Putting It Together: Chi-Square Tests

 

Let’s Summarize

In this module, Chi-Square Tests, we discussed three different hypothesis tests using the chi-square test statistic:

  • Goodness-of-fit for a one-way table
  • Test of independence for a two-way table
  • Test of homogeneity for a two-way table

Goodness-of-Fit test for a One-Way Table

  • In a goodness-of-fit test, we consider one population and one categorical variable.
  • The goodness-of-fit test expands the z-test for a population proportion that we learned in Inference for One Proportion by looking at the distribution of proportions for all categories defined by the categorical variable.
  • The goodness-of-fit test determines whether a set of categorical data comes from a claimed distribution. The null hypothesis is that the proportion in each category in the population has a specific distribution. The alternative hypothesis says that the proportions in the population are not distributed as stated in the null hypothesis.
  • To test our hypotheses, we select a random sample from the population and gather data for one categorical variable.

Test of Independence for a Two-Way Table

  • In the test of independence, we consider one population and two categorical variables.
  • In Probability and Probability Distribution, we learned that two events are independent if P(A|B) = P(A), but we did not pay attention to variability in the sample. With the chi-square test of independence, we have a method for deciding whether our observed P(A|B) is “too far” from our observed P(A) to infer independence in the population.
  • The null hypothesis says the two variables are independent (or not associated). The alternative hypothesis says the two variables are dependent (or associated).
  • To test our hypotheses, we select a single random sample and gather data for two different categorical variables.

Test of Homogeneity for a Two-Way Table

  • In the test of homogeneity we consider two or more populations (or two or more subgroups of a population) and a single categorical variable.
  • The test of homogeneity expands on the test for a difference in two population proportions that we learned in Inference for Two Proportions by comparing the distribution of the categorical variable across multiple groups or populations.
  • The null hypothesis says that the distribution of proportions for all categories is the same in each group or population. The alternative hypothesis says that the distributions differ.
  • To test our hypotheses, we select a random sample from each population or subgroup independently. We gather data for one categorical variable.

The Chi-Square Test Statistic and Distribution

For all chi-square tests, the chi-square test statistic χ2 is the same. It measures how far the observed data are from the null hypothesis by comparing observed counts and expected counts. Expected counts are the counts we expect to see if the null hypothesis is true.

[latex]{\chi }^{2}\text{}=\text{}∑\frac{{(\mathrm{observed}-\mathrm{expected})}^{2}}{\mathrm{expected}}[/latex]

The chi-square model is a family of curves that depend on degrees of freedom. For a one-way table the degrees of freedom equals (r – 1). For a two-way table, the degrees of freedom equals (r – 1)(c – 1). All chi-square curves are skewed to the right with a mean equal to the degrees of freedom.

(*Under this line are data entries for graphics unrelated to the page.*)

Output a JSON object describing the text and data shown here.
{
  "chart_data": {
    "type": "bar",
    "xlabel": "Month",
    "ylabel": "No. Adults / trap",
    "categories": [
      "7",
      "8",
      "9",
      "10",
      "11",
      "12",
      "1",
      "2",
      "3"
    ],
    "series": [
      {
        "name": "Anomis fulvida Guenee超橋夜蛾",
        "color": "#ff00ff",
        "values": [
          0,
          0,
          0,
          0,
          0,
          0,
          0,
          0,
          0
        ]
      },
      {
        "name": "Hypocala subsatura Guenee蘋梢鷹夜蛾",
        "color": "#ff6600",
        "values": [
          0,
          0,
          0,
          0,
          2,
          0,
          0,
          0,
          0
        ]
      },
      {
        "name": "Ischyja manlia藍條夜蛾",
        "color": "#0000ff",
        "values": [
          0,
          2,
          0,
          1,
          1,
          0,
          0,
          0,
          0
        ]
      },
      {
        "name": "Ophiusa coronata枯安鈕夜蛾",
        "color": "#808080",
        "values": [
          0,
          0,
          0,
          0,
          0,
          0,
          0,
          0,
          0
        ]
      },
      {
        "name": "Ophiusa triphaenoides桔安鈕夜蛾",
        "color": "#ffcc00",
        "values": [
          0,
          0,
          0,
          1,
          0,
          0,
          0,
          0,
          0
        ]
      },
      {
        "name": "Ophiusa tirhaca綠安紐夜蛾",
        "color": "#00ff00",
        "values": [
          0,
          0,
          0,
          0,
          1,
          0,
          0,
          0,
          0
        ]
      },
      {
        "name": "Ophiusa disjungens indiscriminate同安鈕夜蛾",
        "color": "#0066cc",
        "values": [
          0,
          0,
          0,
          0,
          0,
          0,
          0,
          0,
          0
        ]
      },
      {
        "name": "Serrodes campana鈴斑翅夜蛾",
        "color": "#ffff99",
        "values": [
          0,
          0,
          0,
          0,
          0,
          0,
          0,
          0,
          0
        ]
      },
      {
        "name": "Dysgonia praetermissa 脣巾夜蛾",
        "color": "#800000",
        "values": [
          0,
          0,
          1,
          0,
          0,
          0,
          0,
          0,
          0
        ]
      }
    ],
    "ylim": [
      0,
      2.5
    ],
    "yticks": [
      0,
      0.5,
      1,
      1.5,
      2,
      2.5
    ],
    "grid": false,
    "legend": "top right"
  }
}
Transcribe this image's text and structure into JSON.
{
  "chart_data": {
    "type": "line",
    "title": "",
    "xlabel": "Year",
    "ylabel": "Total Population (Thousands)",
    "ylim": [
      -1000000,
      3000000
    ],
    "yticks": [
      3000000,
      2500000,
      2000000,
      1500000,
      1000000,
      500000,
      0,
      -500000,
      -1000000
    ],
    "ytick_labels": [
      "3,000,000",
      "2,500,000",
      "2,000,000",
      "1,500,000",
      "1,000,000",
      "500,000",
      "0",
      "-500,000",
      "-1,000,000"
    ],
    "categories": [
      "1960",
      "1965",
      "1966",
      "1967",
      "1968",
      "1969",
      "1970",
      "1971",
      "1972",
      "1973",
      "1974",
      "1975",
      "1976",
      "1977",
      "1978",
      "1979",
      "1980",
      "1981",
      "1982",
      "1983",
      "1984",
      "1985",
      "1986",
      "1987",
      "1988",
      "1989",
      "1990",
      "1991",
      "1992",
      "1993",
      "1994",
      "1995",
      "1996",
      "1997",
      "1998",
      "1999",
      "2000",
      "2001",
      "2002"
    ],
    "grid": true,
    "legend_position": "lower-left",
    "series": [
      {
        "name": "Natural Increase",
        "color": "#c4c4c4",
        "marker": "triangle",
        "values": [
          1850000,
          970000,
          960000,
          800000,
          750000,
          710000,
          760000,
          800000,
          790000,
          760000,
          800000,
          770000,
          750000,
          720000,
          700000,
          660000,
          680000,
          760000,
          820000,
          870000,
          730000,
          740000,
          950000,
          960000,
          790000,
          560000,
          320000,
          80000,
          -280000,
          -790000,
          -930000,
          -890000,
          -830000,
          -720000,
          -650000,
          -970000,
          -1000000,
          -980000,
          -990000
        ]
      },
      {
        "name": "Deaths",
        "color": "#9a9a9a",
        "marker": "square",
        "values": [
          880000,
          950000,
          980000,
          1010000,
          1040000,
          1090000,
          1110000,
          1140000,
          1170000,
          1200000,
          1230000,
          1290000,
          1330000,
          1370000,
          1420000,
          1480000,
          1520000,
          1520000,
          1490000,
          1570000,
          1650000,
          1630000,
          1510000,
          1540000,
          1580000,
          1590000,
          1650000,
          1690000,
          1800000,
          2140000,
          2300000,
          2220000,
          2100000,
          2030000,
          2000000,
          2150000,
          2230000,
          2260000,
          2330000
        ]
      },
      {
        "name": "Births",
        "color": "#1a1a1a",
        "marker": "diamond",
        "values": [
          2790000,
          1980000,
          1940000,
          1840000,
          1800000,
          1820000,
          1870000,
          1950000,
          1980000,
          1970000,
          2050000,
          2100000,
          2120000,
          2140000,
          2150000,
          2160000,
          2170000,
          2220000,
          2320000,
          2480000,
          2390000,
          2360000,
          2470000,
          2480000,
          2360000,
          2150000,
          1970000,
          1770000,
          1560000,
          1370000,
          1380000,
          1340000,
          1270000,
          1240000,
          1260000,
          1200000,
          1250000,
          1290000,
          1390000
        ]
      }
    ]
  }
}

A chi-square model is a good fit for the distribution of the chi-square test statistic only if the following conditions are met:

  • The sample is randomly selected.
  • All expected counts are 5 or greater.

If these conditions are met, we use the chi-square distribution to find the P-value. We use the same logic that we have used in all hypothesis tests to draw a conclusion based on the P-value. If the P-value is at least as small as the significance level, we reject the null hypothesis and accept the alternative hypothesis. The P-value is the likelihood that results from random samples have a χ2 value equal to or greater than that calculated from the data if the null hypothesis is true.